I want to remove KEYWORD from documents 1-500.

Thoughts?

There’s no way to directly remove a keyword from a lot of documents, without removing it from others, so far as I know. I’ve used the above method with great success. Let me see if I can walk through your example the way I’d work it, so that it’s more clear what’s happening at each stage.

  1. Search for KeywordA in Project Search. (I’d check my parameters to make sure I was finding ALL the files tagged with KeywordA.)
  2. Add all the files found in Step 1 to a New Collection. Now I have a list of all 1000 files tagged with KeywordA where I can work with them without affecting the Binder, or being confused by files that aren’t tagged with KeywordA.
  3. Select the files I want to have KEEP KeywordA (501-1000).

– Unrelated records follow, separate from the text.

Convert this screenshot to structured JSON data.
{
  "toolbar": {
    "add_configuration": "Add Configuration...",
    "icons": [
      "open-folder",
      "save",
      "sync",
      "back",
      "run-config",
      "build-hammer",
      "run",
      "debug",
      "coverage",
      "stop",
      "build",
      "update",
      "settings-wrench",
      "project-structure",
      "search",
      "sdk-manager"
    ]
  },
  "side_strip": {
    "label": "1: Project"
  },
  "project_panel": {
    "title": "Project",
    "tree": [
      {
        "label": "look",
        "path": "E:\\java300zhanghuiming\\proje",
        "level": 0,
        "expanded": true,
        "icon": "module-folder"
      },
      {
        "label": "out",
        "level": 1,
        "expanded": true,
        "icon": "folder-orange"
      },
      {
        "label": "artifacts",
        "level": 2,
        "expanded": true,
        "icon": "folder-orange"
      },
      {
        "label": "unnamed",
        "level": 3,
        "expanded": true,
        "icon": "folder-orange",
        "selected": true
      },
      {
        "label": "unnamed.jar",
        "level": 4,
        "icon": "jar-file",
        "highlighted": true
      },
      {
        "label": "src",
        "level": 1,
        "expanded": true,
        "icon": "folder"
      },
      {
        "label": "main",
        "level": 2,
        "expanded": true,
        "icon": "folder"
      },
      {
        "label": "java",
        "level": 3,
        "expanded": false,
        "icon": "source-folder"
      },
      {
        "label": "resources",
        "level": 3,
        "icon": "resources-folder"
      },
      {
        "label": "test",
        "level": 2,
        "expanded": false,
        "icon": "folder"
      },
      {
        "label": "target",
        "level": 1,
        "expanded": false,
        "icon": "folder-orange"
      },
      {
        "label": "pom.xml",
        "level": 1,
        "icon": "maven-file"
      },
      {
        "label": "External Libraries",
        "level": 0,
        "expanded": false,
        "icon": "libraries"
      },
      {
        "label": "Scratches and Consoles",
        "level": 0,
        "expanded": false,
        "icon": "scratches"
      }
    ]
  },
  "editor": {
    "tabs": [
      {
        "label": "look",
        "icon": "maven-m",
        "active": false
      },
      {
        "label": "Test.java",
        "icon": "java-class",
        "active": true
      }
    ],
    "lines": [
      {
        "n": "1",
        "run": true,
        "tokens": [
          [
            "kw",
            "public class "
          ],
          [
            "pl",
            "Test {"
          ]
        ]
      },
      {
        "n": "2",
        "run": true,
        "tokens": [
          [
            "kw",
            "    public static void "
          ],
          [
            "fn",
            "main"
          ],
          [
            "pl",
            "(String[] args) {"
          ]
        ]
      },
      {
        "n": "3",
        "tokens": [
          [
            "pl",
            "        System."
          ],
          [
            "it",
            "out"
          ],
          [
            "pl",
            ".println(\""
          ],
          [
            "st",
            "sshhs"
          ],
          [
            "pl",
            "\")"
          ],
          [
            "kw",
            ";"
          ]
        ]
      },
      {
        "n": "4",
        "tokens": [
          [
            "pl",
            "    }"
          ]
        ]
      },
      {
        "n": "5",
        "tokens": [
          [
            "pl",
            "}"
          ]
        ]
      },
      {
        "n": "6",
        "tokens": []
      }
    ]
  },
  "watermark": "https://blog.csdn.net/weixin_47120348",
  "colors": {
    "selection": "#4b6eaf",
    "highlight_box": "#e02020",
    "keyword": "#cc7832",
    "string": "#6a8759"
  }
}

I’d do this by shift-clicking or command-clicking the files I DON’T want to be affected. Right now, files 501-1000 are SELECTED in the collection.
  4. Open the project keyword list from Project > Show Project Keywords
  5. Add a brand-new keyword to the list, KeywordB. It’s important that this be a new, not previously used, keyword.
  6. Drop KeywordB onto the selected files. Now, files 1-500 are tagged with KeywordA. Files 501-1000 are tagged with BOTH KeywordA AND KeywordB.
  7. Delete KeywordA from the project keyword list. Now, files 1-500 are no longer tagged with KeywordA–half the result you wanted. Files 501-1000 are not tagged with KeywordA either, but they ARE tagged with KeywordB, a brand-new keyword which, because you just created it and have only used it once, you know is ONLY applied to files 501-1000, and no others.
  8. In the project keyword list, rename KeywordB to “KeywordA”. If you like you can assign KeywordA’s old color at the same time.
  9. Now, files 1-500 are NOT tagged with KeywordA, and files 501-1000 ARE tagged with KeywordA. At this point you may delete the New Collection if you like.

If you only have several files to remove the keyword from, rather than 500, this is even easier; in step 3, select ALL the files in the collection, then command-click to deselect the ones you want to remove the keyword from.

I hope this makes it clearer.

Awesome! This should work. Thank you so much!